Yeah, the virtual workshops we’ve been doing on, I guess I would consider it like a trimester based schedule. And this is something that came out of not able to do in person workshops, and is new for us. And we never thought that we would be doing workshops for parents. Because a lot of the folks that are, you know, behind the scenes are not people with children, myself included. So when we were trying to have our pivot discussion about where the organization was going, we really wanted to support other independent sex educators who are also experiencing job loss because of everything, you know, getting shut down.

So we put a request for proposals out there. And we got so many incredible proposals from sex educators across the country. So we created this, this parenting mini series. And that was one of our most popular programs since the start of the pandemic. And is something that we plan on continuing, because there are so few resources for parents on how to have sex positive conversations with their children.
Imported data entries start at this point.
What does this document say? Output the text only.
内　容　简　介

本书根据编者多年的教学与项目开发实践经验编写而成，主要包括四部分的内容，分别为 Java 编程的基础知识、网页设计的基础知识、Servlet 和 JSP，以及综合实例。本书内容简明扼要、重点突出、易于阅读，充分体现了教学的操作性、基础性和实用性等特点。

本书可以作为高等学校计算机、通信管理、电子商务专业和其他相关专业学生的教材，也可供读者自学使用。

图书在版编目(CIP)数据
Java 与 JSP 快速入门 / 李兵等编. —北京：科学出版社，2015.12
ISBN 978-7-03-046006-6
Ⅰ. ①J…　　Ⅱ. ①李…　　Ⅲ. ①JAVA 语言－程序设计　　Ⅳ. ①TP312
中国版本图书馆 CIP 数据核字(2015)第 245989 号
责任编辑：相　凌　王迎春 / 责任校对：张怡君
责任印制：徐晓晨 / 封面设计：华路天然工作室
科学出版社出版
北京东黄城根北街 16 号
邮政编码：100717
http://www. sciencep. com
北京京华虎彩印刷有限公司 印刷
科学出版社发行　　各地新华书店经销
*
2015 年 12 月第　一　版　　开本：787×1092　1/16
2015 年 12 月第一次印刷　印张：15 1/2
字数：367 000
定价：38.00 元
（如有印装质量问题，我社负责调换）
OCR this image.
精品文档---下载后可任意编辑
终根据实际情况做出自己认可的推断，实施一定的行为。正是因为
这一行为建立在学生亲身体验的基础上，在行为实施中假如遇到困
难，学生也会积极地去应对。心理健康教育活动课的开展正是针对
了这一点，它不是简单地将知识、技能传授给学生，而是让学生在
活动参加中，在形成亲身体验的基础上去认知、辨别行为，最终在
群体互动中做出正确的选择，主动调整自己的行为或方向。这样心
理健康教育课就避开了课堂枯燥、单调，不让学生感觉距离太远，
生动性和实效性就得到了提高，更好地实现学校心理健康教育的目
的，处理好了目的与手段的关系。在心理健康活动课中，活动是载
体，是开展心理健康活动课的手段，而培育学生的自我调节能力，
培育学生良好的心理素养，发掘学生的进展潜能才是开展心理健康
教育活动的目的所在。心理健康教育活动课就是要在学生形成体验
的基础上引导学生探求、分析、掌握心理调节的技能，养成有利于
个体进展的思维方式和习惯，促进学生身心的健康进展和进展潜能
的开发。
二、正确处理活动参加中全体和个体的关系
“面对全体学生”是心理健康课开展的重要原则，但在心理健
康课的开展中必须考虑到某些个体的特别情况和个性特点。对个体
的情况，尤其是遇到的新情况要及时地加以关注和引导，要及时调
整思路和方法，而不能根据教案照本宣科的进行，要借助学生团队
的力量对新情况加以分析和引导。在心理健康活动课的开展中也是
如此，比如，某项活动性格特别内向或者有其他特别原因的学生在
But we also are going to have a series that is about different aspects of pleasure and sexuality. As well as a professional track. So for medical providers and mental health professionals who are wanting to learn how to have these conversations with their patients and their clients. As well as provide more culturally competent care in terms of like serving the LGBTQ community. We have a great lineup of workshops that are going to be announced within the next couple of weeks. So probably by the time this comes out, it will be live on our website, which is the CSPH.org.

We are also @theCSPH on Facebook, Instagram, and Twitter. We also provide tele-therapy right now. And our clinical director is a certified sex therapist. She’s one of three in the state of Rhode Island. And we work with adults experiencing sexual challenges, difficulties, and trauma. Then our other tier of programming is the professional training, as I mentioned.

And we also do community events. This past Friday, we had a sex trivia night for Valentines. In March we’re going to have a storytelling event. All of these are virtual. Trying to give people opportunities to connect with others while staying home and staying safe.

Daily Tiny Assignment

Okay, so Alicia shared some pretty eye-opening information about just how good sex is for us on many different levels. Everything from boosting immunity to promoting relaxation. Your tiny assignment today is just to think about what you need in order to be able to have more good sex, more orgasms in your life. Just identify what is missing for you. Is it alone time? Is it a conversation with your partner? Or is it a sexy book to get you in the mood? Think about it, ask yourself. Listen to what comes and then honor that the best way that you can.